I have recently completed my Masters Degree in Statistics. This was from the University of Newcastle. This is a highly respected research university. My paper was on methods for analysis for analyzing the homogeneity of variance. I also did heteroscadestics and time series modeling for risk. Generally, these skills are deployed into risk modeling for financial instruments. In this field I could earn far more, but it is not my passion.

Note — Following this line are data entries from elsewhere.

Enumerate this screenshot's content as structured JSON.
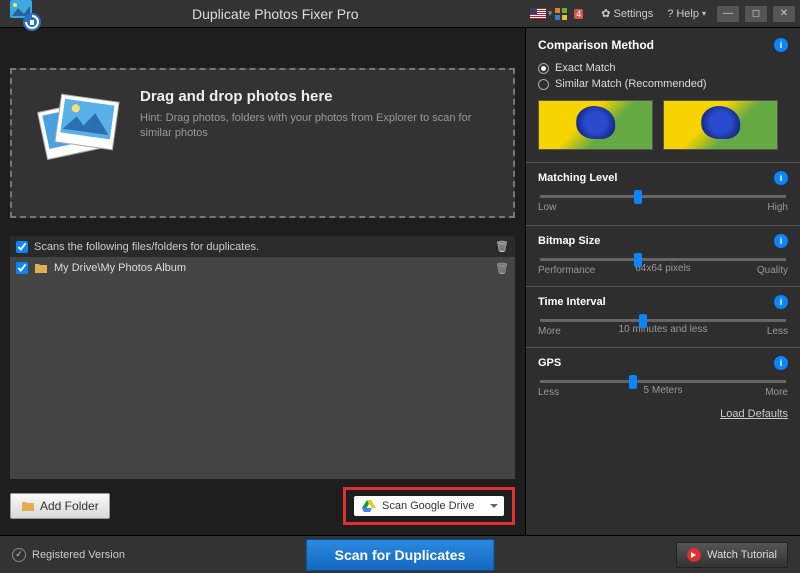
{
  "titlebar": {
    "app_title": "Duplicate Photos Fixer Pro",
    "settings": "Settings",
    "help": "Help",
    "notif_count": "4"
  },
  "dropzone": {
    "title": "Drag and drop photos here",
    "hint": "Hint: Drag photos, folders with your photos from Explorer to scan for similar photos"
  },
  "list": {
    "header": "Scans the following files/folders for duplicates.",
    "items": [
      {
        "path": "My Drive\\My Photos Album"
      }
    ]
  },
  "buttons": {
    "add_folder": "Add Folder",
    "scan_google": "Scan Google Drive",
    "scan": "Scan for Duplicates",
    "watch": "Watch Tutorial"
  },
  "sidebar": {
    "comparison_method": "Comparison Method",
    "exact_match": "Exact Match",
    "similar_match": "Similar Match (Recommended)",
    "matching_level": {
      "title": "Matching Level",
      "left": "Low",
      "right": "High",
      "pos": 40
    },
    "bitmap_size": {
      "title": "Bitmap Size",
      "left": "Performance",
      "right": "Quality",
      "center": "64x64 pixels",
      "pos": 40
    },
    "time_interval": {
      "title": "Time Interval",
      "left": "More",
      "right": "Less",
      "center": "10 minutes and less",
      "pos": 42
    },
    "gps": {
      "title": "GPS",
      "left": "Less",
      "right": "More",
      "center": "5 Meters",
      "pos": 38
    },
    "load_defaults": "Load Defaults"
  },
  "footer": {
    "registered": "Registered Version"
  }
}
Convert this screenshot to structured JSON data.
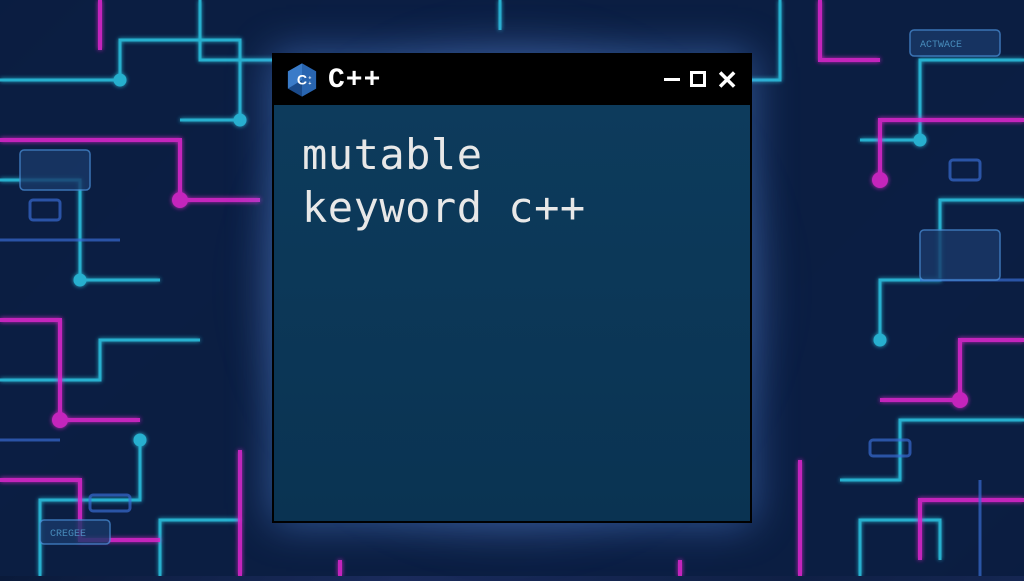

I have several degrees from CSU. I am working on my 4th masters degree with them (a Masters degree in systems development - coding). I am also completing my second doctorate with them. I have posted the details of this PhD on my blog in the past. I also do not apologize for this. I have done these degrees by distance, that much is true. At present I graduate an average of one post-graduate degree a year. I also work full time to the tune of 60 hours a week and give further time to my church and charity. I also teach on top of this.
Outside of professional environments, I am socially isolated for much of the time. I do not know how to handle people like Tim and they beat me constantly and consistently. I like to think that rationally means something. I like to believe in the inherent goodness of people. This coupled with little social interaction outside academic or professional circles leaves me at a disadvantage.
Charles Sturt University is a "real" university. Distance degrees are valid. I may not physically attend campus much, but I do use modern technologies to video conference with my supervisors and peers. I support these and am teaching at CSU for this reason.
Doing a degree by distance can be more difficult than doing it on campus. You have to pace yourself and there are far fewer prompts. I did not used to tell people of my academic leanings, as IT is for many a place adverse to formal learning. There are many (generally unqualified) people who look down on those who have taken the time to study. I will remain proud of study, my universities and my teachers.